In diesem Video spricht Müşerref Tanrıverdi über geschlechtsspezifische Gewalt. Sie ist Leiterin der Berichterstattungsstelle geschlechtsspezifische Gewalt des Deutschen Instituts für Menschenrechte. 

Geschlechtsspezifische Gewalt ist jede Form von Gewalt, die sich gegen eine Person aufgrund ihres Geschlechts richtet. Das kann z. B. körperliche, sexualisierte, psychische und wirtschaftliche Gewalt sein. Besonders betroffen sind Frauen, trans*, inter* und nicht-binäre Personen. Geschlechtsspezifische Gewalt ist eine Menschenrechtsverletzung, die jeden Tag stattfindet und in allen Bereichen vorkommt – am Arbeitsplatz, auf der Straße und in Beziehungen. In organisierter oder politisch motivierter Form kann sie antifeministisch sein, z. B. in Form einer abwertenden Hasskampagne gegen eine Politikerin.

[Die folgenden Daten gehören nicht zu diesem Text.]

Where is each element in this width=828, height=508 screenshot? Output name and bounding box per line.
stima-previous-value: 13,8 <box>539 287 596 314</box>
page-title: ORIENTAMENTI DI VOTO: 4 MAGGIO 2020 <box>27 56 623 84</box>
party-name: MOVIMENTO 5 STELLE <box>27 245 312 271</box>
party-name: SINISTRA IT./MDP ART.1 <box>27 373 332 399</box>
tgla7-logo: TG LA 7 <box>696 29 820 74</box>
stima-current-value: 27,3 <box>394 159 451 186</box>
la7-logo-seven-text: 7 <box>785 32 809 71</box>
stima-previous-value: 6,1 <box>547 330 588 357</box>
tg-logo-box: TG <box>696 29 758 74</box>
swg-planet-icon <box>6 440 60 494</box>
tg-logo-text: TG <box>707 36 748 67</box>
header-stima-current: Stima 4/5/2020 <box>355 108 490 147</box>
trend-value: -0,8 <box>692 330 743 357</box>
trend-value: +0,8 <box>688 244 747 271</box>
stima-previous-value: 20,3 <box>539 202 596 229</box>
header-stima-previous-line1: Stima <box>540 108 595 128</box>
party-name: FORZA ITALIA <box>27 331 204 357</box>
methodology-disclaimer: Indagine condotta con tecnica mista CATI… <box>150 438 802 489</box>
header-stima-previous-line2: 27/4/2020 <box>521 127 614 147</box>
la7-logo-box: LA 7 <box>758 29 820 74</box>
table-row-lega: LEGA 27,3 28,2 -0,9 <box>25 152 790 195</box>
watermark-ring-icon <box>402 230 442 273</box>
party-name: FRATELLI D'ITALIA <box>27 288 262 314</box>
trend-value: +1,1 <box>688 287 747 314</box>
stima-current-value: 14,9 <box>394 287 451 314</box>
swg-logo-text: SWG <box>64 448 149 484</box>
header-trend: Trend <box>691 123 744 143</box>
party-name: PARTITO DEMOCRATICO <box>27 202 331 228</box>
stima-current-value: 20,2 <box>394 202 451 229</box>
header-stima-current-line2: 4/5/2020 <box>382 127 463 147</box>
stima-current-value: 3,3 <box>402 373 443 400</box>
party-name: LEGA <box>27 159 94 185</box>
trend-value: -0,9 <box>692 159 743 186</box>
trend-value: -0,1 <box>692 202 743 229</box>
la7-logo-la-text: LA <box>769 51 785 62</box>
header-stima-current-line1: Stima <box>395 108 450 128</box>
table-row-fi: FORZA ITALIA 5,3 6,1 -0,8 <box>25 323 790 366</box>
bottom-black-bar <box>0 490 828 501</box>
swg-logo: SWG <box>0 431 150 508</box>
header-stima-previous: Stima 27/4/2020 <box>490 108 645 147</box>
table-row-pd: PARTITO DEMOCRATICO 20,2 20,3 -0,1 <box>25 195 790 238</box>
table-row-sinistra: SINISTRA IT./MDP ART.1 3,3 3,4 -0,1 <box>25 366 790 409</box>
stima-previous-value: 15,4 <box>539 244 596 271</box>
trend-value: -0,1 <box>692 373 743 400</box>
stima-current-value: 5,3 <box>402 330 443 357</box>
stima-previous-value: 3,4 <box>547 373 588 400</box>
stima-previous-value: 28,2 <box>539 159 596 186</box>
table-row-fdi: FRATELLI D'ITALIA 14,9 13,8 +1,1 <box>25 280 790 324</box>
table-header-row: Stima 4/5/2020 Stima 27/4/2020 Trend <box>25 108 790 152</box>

Tanrıverdi  spricht im Video auch über die sogenannte Instanbul-Konvention. Sie ist ein Menschenrechtsvertrag, der die unterzeichnenden Staaten verpflichtet, geschlechtsspezifische Gewalt zu bekämpfen. Von geschlechtsspezifischer Gewalt betroffene Personen brauchen Unterstützung, z. B. durch Beratungsstellen und Frauenhäuser. Für marginalisierte Menschen, also z. B. Menschen ohne Papiere oder ohne festen Wohnsitz, ist es besonders schwer, Hilfe zu bekommen.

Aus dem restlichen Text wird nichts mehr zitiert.